CONSTRUCTION PROJECT HIGHLIGHTS
- 2799 feet of new 115# rail on 12 inches of sub-ballast on top of a geogrid system
- 8 new turnouts and 1 turnout relocation
- 5 new Western cullen Hayes switch machines
- 8 new train detection loops to prohibit switching onto a given track if a car or locomotive is present
- 8 new radio-controlled switching machines which aslso remotely control the locomotive
- Removal and replacement of all yard lights, electrical systems and switch machines.
- Removal of 380 feet of concrete embedded track
- Installation of 350 track feed of new concrete embedded track
- A significant amount of track additional maintenance
According to Adam, “In October of 2015, I was in Lawrence talking to their plant personnel about some railroad maintenance needs when we got to talking about future rail expansion for more flexible plant operations. Westar wanted to be able to take an entire unit coal train at the Lawrence plant. At the time, they did not have enough trackage to handle a complete unit train so they had to send some of the cards to their Tecumseh plant and drop the remainder in Lawrence. At Lawrence there is so little track that they can unload only five cars at a time. As each set of five cars was unloaded, they had to be moved to a storage track before the next set of loaded cards could be moved in.”
Adam agreed to help solve the problem. After getting Westar’s approval he hired Renaissance Infrastructure Consulting (RIC) Co. to do a site evaluation and survey to see if there was an economical solution. Using the result of the survey, M&H and RIC were able to design a track layout that would meet the requirements of the project.

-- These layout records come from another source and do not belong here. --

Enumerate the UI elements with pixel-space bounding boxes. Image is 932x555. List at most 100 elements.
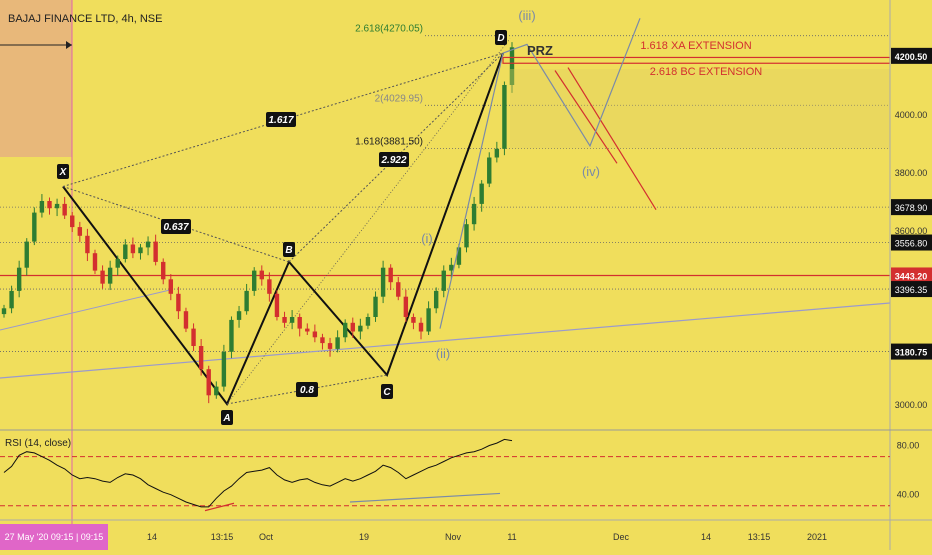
wave-projection-path [502, 18, 641, 148]
point-label-A: A [222, 413, 230, 424]
candle-body-25 [191, 328, 196, 346]
candle-body-17 [130, 244, 136, 254]
candle-body-36 [274, 293, 280, 317]
price-axis: 3000.00 3600.00 3800.00 4000.00 4200.50 3678.… [889, 0, 932, 550]
rsi-trendline [349, 492, 501, 503]
candle-body-12 [92, 253, 98, 271]
zone-label-2: 2.618 BC EXTENSION [650, 66, 763, 78]
price-label-1: 3678.90 [895, 203, 928, 213]
point-label-X: X [59, 167, 68, 178]
candle-body-67 [509, 47, 515, 85]
price-label-bg-5 [891, 343, 932, 360]
candle-body-9 [70, 215, 75, 228]
rsi-line [3, 438, 513, 508]
candle-body-42 [320, 337, 325, 344]
chart-title: BAJAJ FINANCE LTD, 4h, NSE [8, 13, 162, 25]
candle-body-58 [441, 270, 446, 291]
price-label-5: 3180.75 [895, 348, 928, 358]
candle-body-30 [229, 319, 234, 352]
point-label-bg-A [221, 410, 233, 425]
ratio-label-1: 0.637 [163, 222, 188, 233]
price-label-bg-1 [891, 199, 932, 216]
price-tick-5: 4000.00 [895, 110, 928, 120]
candle-body-55 [418, 322, 424, 332]
price-label-bg-3 [891, 267, 932, 284]
candle-body-8 [62, 203, 67, 216]
wave-label-3: (iv) [582, 164, 600, 179]
candle-body-60 [456, 247, 462, 265]
time-tick-1: 13:15 [211, 532, 234, 542]
point-label-bg-X [57, 164, 69, 179]
ratio-bg-2 [379, 152, 409, 167]
prz-zone [439, 18, 891, 329]
candle-body-62 [471, 203, 477, 225]
candle-body-31 [236, 311, 242, 320]
candle-body-51 [388, 267, 393, 283]
price-tick-4: 3800.00 [895, 168, 928, 178]
candle-body-10 [77, 227, 83, 236]
rsi-label: RSI (14, close) [5, 438, 71, 449]
candle-body-3 [24, 241, 29, 268]
wave-label-0: (i) [421, 231, 433, 246]
zone-label-0: PRZ [527, 43, 553, 58]
fib-label-2: 1.618(3881.50) [355, 136, 423, 147]
candle-body-54 [411, 317, 416, 323]
time-tick-5: 11 [507, 532, 516, 542]
candle-body-50 [380, 267, 386, 297]
candle-body-39 [297, 317, 302, 329]
candle-body-26 [198, 346, 204, 370]
cursor-arrow-head [66, 41, 72, 49]
ratio-label-0: 1.617 [268, 115, 293, 126]
cursor-time-label: 27 May '20 09:15 | 09:15 [5, 532, 104, 542]
price-tick-3: 3600.00 [895, 226, 928, 236]
candle-body-21 [161, 261, 166, 280]
candle-body-6 [47, 201, 52, 209]
wave-label-2: (iii) [518, 8, 535, 23]
candle-body-56 [426, 308, 431, 332]
time-tick-7: 14 [701, 532, 711, 542]
candle-body-45 [342, 322, 348, 338]
support-trendline [0, 302, 891, 379]
rsi-arrow [204, 502, 235, 512]
point-label-bg-C [381, 384, 393, 399]
candle-body-52 [396, 282, 401, 297]
candle-body-22 [168, 279, 174, 294]
candle-body-37 [282, 317, 287, 323]
candle-body-63 [479, 183, 484, 204]
trend-lines [0, 289, 891, 379]
candle-body-18 [138, 247, 143, 254]
candle-body-15 [115, 259, 120, 268]
point-label-D: D [497, 33, 504, 44]
candle-body-64 [487, 157, 492, 184]
candle-body-13 [100, 270, 105, 284]
candle-body-65 [494, 148, 500, 158]
candle-body-61 [464, 224, 469, 248]
time-tick-4: Nov [445, 532, 462, 542]
candle-body-1 [9, 290, 14, 309]
time-tick-2: Oct [259, 532, 274, 542]
candle-body-2 [16, 267, 22, 291]
fib-label-1: 2(4029.95) [375, 93, 423, 104]
point-label-bg-B [283, 242, 295, 257]
candle-body-11 [85, 235, 90, 254]
rsi-panel: RSI (14, close) 40.00 80.00 [0, 429, 932, 512]
candle-body-29 [221, 351, 227, 387]
candle-body-40 [305, 328, 310, 332]
point-label-B: B [285, 245, 292, 256]
candle-body-46 [350, 322, 355, 332]
candle-body-32 [244, 290, 249, 312]
candle-body-57 [433, 290, 439, 309]
candle-body-53 [403, 296, 409, 317]
time-tick-9: 2021 [807, 532, 827, 542]
ratio-bg-3 [296, 382, 318, 397]
candle-body-24 [183, 311, 189, 329]
price-label-0: 4200.50 [895, 52, 928, 62]
ratio-label-2: 2.922 [380, 155, 406, 166]
price-label-2: 3556.80 [895, 239, 928, 249]
candle-body-34 [259, 270, 264, 280]
wave-iii-line [439, 52, 504, 329]
red-projection-2 [567, 67, 657, 211]
candle-body-38 [289, 317, 295, 323]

The plan called for the decommissioning and filling in an old pond to create new dry land for construction of additional trackage. This work was performed by Westar and their contracto. Adam and RIC project leader bill Yord met with Westar to go over the plan. Westar liked the plan, so they agreed to issue a design build contract to M&H to get the work done. By this time, scheduling became tight as the work needed to be completed by the end of 2016 in order to secure funding and avoid winter weather. The beauty of the design build process is that there are only two parties involved in the project, the owner and the contractor. The owner knows what they want and the contractor must facilitate solutions to problems that come up
Michael (Bubba) Brisbin and his crew were chosen to perform the sub ballast and concrete work while veteran M&H superintendent Dave Bottcher and his crew were picked for the railroad work. Bubba and his crew went to work setting light pole bases and demolishing the two and one half foot thick concrete embedded track. This was a very delicate task as they had to navigate through multiple buried utilities including electrical, chemical and process waters. The concrete crew also graded and installed the sub ballast and all the work for the concrete embedded track.

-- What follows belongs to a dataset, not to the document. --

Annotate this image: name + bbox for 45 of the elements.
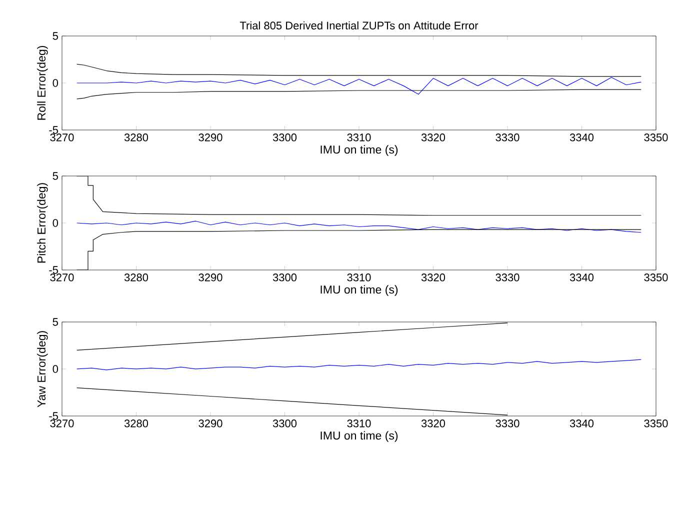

Meanwhile, Dave and his crew were busy building five complete turnout panels on the side of the right of way. Once the turnouts were ready, the crew moved onto the track during a five day scheduled shutdown period. During that period, all five turnouts were installed, one existing turnout was relocated and five hundred feet of track was repositioned. With Winter weather moving in, all the crews worked several six day-a-week twelve hour shifts to meet the tight schedule. Once the track work was complete, M&H operator Martin Salas moved in to surface and tamp the track. Finally inspectors from BNSF walked and inspected the track and did not find a single item for the punch list.
The entire job was finished and turned over to WEstar on December 9, just seventy-eight calendar days after it began. Looking back on the project Adam Turley mused, “This project was high stress in every way. We were working on a tight budget and a tight schedule. Once work began, we had to fight not only the calendar but the we Autumn weather. We encountered several unexpected conditions such as utility conflicts, and unexpected changes to grade to accommodate field conditions but we quickly dealt with these situations and moved on so we remained on schedule all the way.”